Based on the evaluation results, we can draw the following conclusions. First, the word embeddings trained from EHR and MedLit can capture the semantics of medical terms better, and find semantically relevant medical terms closer to human experts' judgments than those trained from GloVe and Google News. Second, there does not exist a consistent global ranking of word embeddings for all downstream biomedical NLP applications. However, adding word embeddings as extra features will improve results on most downstream tasks. Finally, the word embeddings trained from the biomedical domain corpora do not necessarily have better performance than those trained from the general domain corpora for any downstream biomedical NLP task.
由于向量表示能够捕获有用的语义属性和单词之间的语言关系,因此词嵌入在生物医学自然语言处理(NLP)应用中得到了广泛应用。生物医学 NLP 中利用了不同的文本资源(例如,维基百科和生物医学文献语料库)来训练词嵌入,这些词嵌入通常被用作下游机器学习模型的特征输入。然而,对于从不同文本资源训练的词嵌入的评估,几乎没有工作。

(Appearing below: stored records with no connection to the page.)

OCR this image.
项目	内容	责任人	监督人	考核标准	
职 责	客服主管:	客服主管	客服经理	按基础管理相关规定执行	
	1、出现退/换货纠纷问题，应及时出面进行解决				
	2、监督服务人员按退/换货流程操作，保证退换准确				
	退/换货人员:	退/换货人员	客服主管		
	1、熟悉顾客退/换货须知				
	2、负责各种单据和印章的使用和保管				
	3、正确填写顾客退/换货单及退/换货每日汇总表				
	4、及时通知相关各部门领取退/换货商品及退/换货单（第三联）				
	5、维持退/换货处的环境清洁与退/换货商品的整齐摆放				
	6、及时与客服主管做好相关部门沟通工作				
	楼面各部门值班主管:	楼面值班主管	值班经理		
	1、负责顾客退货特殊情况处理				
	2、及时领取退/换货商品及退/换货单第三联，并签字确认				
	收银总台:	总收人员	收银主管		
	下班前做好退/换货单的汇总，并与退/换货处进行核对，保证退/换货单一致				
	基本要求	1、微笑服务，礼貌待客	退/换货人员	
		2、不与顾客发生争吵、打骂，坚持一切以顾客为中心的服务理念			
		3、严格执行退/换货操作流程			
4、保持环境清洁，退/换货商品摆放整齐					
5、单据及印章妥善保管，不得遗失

在这项研究中,我们从四个不同的语料库(即临床笔记、生物医学出版物、维基百科和新闻)中进行了实证评估。对于前两个资源,我们分别使用 Mayo 诊所提供的非结构化电子健康记录(EHR)数据和来自 PubMed Central 的文章(MedLit)来训练词嵌入。对于后两个资源,我们使用了可公开获得的预训练词嵌入 GloVe 和 Google News。评估是定性和定量进行的。对于定性评估,我们从三个类别(即疾病、症状和药物)中随机选择了医学术语,并手动检查了为每个术语计算的五个最相似的词。我们还通过 377 个医学术语的二维可视化图来分析词嵌入。对于定量评估,我们进行了内在和外在评估。对于内在评估,我们通过使用四个已发布的数据集来评估词嵌入捕捉医学语义的能力:Pedersen 的数据集、Hliaoutakis 的数据集、MayoSRS 和 UMNSRS。对于外在评估,我们将词嵌入应用于多个下游生物医学 NLP 应用程序,包括来自共享任务的临床信息提取(IE)、生物医学信息检索(IR)和关系提取(RE)。
定性评估表明,从 EHR 和 MedLit 训练的词嵌入可以找到比从 GloVe 和 Google News 训练的词嵌入更多的相似医学术语。内在的定量评估验证了从 EHR 训练的词嵌入捕捉到的语义与人类专家在所有四个测试数据集上的判断更为接近。外在的定量评估表明,在临床 IE 任务中,从 EHR 训练的词嵌入的 F1 得分最高为 0.900;没有词嵌入可以提高生物医学 IR 任务的性能;在 RE 任务中,从 Google News 训练的词嵌入的整体 F1 得分最佳为 0.790。
根据评估结果,我们可以得出以下结论。首先,从 EHR 和 MedLit 训练的词嵌入可以更好地捕获医学术语的语义,并且找到与人类专家判断更相关的语义相关医学术语,而不是从 GloVe 和 Google News 训练的词嵌入。其次,对于所有下游生物医学 NLP 应用程序,并不存在一致的全局词嵌入排名。但是,添加词嵌入作为额外特征将提高大多数下游任务的结果。最后,对于任何下游生物医学 NLP 任务,从生物医学领域语料库训练的词嵌入并不一定比从一般领域语料库训练的词嵌入具有更好的性能。